Furthermore, the mild ‘high’ achieved after consuming Delta 8 in a controlled environment promotes reduced inflammation. Corneal injuries specifically can also be treated with the use of Delta 8 in combination with either food or standard pharmaceuticals.
One of the most common (and unwanted) side-effects of using THC is anxiety. The ‘high’ is sometimes too strong for some people to handle, which results in mild states of distress, and in some cases even paranoia.
However, the weaker output of Delta 8 is what makes it perfect for anxiety treatment specifically.

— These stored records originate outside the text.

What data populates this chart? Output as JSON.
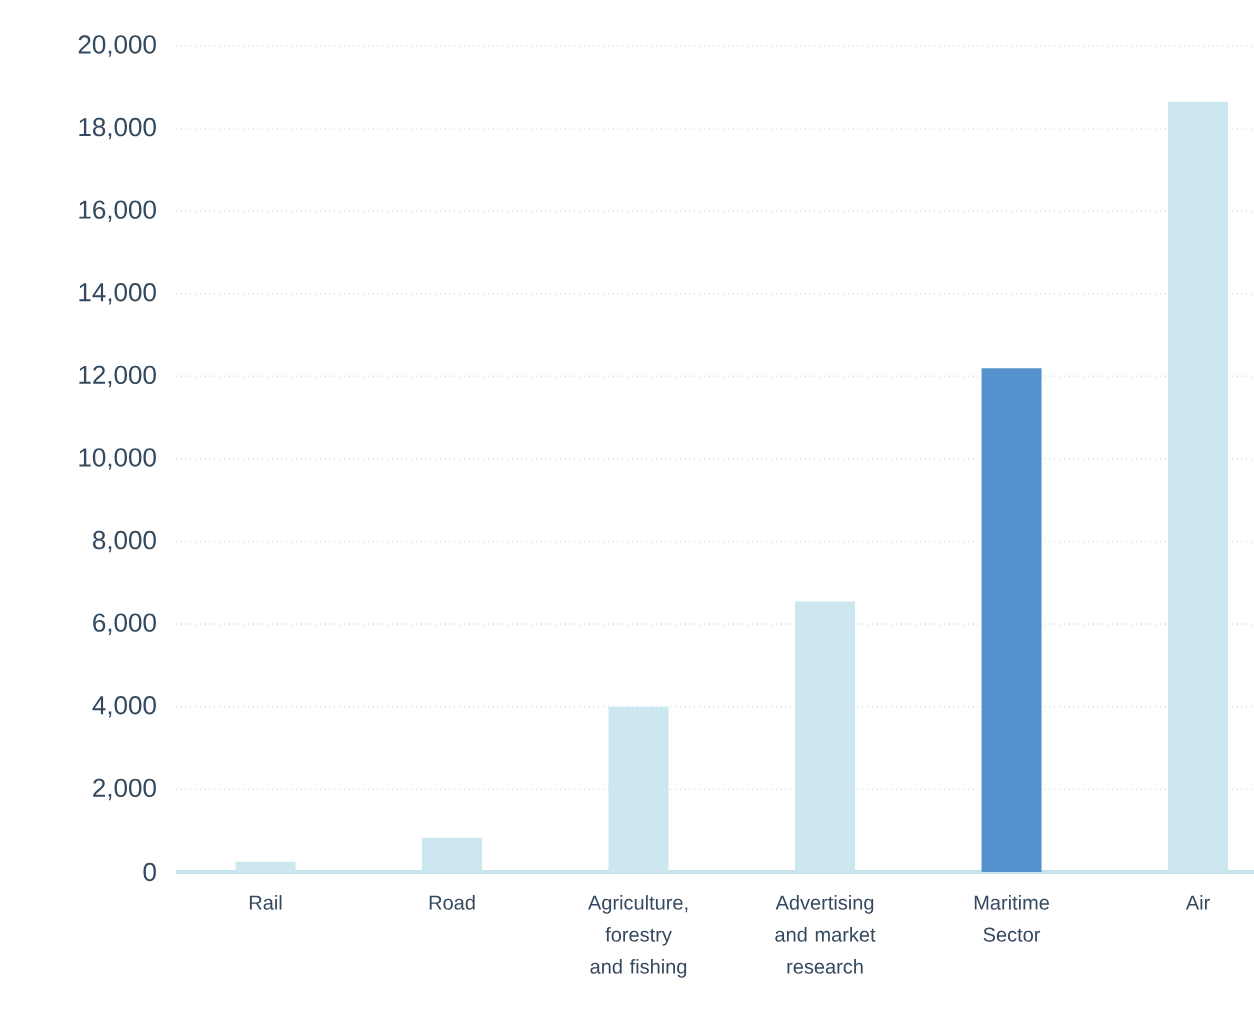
{
  "chart_data": {
    "type": "bar",
    "categories": [
      "Rail",
      "Road",
      "Agriculture, forestry and fishing",
      "Advertising and market research",
      "Maritime Sector",
      "Air"
    ],
    "values": [
      250,
      830,
      4000,
      6550,
      12200,
      18650
    ],
    "colors": [
      "#cce7ef",
      "#cce7ef",
      "#cce7ef",
      "#cce7ef",
      "#5591cd",
      "#cce7ef"
    ],
    "ylim": [
      0,
      20000
    ],
    "yticks": [
      {
        "value": 0,
        "label": "0"
      },
      {
        "value": 2000,
        "label": "2,000"
      },
      {
        "value": 4000,
        "label": "4,000"
      },
      {
        "value": 6000,
        "label": "6,000"
      },
      {
        "value": 8000,
        "label": "8,000"
      },
      {
        "value": 10000,
        "label": "10,000"
      },
      {
        "value": 12000,
        "label": "12,000"
      },
      {
        "value": 14000,
        "label": "14,000"
      },
      {
        "value": 16000,
        "label": "16,000"
      },
      {
        "value": 18000,
        "label": "18,000"
      },
      {
        "value": 20000,
        "label": "20,000"
      }
    ],
    "grid": "y"
  }
}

The ‘high’ a person would normally achieve after using it is both calmer and more focused, which in most cases helps the person become more stable.
If used in smaller doses while being cognizant of potential side effects, a person can easily reduce their anxiety level by using Delta 8 by vaping, smoking, or via consumption of products that contain it (cookies, oil, and such).
Is Delta 8 addictive or harmful?
The vast majority of THC advocates argue that Delta 9 is by all means not addictive. The same can be said for Delta 8, although with even stronger argumentations.
First and foremost, Delta 8 is much weaker than ‘THC’. Our bodies are also capable of digesting it more easily, not to mention filter it more rapidly. However, the minimal side-effects may lead some people into thinking that it’s a completely harmless substance.
One of the most dangerous things about Delta 8 is its ability to ‘hide’ within portions of degrading strains of Delta 9. In a sense, Delta 9 contains Delta 8 within itself after it’s harvested and stored. A ‘bad batch’ of Delta 8 that includes a hint of Delta 9 can be potentially harmful.
When Delta 8 is used alongside with THC some people may experience an increase in blood pressure. More severe cases may include the constriction of blood vessels.
Even though this is generally alarming, another harmful element of this scenario is that the typical follow-up results in a dramatic decrease in the person’s blood pressure. Luckily, this side-effect has only been noted in animals, although it’s too soon to rule out the possibility of similar effects happening to humans.